From one perspective, this makes sense. Digital audio is a complicated domain
even if we consider just the math and logic involved in designing signal
chains. Then of course we have to consider all of the complexity we take on to
realize these processes in modern software: multi-threaded concurrency,
lock-free data structures, careful memory management, strictly deterministic
behavior on real-time threads, audio signal continuity, etc. Tools like
Max/MSP, PureData, Reaktor, ChucK, SuperCollider, and others already offer
environments that allow us to work with signals without having to think about
that additional software complexity. Perfectly sound reasoning would suggest
using such a tool to prototype. Historically, the consequence of prototyping
this way is that no part of the prototype can be reused in the final product
because these various environments don’t easily embed and don’t easily export.
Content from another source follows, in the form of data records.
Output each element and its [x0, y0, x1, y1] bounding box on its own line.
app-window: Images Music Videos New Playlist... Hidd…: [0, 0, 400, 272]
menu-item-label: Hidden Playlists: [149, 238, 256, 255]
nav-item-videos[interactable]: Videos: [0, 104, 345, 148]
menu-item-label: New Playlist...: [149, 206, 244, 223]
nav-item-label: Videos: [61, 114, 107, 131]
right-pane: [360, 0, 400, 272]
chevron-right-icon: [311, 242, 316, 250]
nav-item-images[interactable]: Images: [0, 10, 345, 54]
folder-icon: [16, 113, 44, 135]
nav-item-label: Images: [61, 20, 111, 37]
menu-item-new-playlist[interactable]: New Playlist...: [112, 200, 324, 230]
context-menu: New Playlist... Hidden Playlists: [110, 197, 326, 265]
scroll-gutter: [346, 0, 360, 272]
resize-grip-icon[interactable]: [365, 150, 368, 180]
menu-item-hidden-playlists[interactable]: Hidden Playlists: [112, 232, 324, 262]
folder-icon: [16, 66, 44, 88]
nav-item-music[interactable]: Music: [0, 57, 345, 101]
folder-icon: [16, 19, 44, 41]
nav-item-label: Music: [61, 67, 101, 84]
So, teams rewrite from scratch to build a production version of the prototype
in the target environment– an audio plugin, embedded device, web browser, etc.

In recent years the landscape has evolved, and continues to do so: libpd showed
up as a way of embedding PureData patches in target applications, Max/MSP
introduced gen~ for exporting code and RNBO for exporting complete apps, and
new projects like CMajor have come into play to offer targeted, embeddable DSLs
(domain specific languages) for audio processing. These are all obvious
improvements but imperfect solutions. Integration complexity still remains with
clunky state management between the app and the embedded component, a lack of
portability, and a different toolset for the different parts of the app.
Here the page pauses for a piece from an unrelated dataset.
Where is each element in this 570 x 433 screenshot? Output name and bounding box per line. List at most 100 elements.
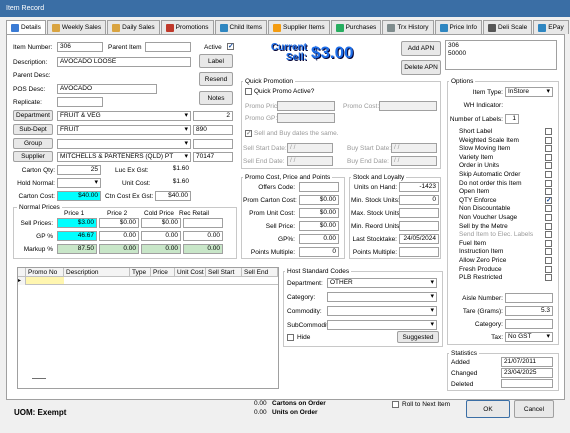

Elementary takes the stance that there’s still room to improve, and it aims to
do exactly that by providing a model for writing audio software that feels as
fast and intuitive as any prototyping environment, yet produces
production-ready code. Further, Elementary leans on JavaScript because of its
ubiquity and ease of integration in various contexts, along with its popularity
as a choice for writing user interfaces. That means that in an Elementary
application, all of your state management, your user interface, and your audio
processing all share the same language, same environment, and same mental
model.

Ultimately, these two motivating factors lead to the same end. Elementary aims
to make the process of writing audio software faster and more intuitive while
producing high quality, resilient code.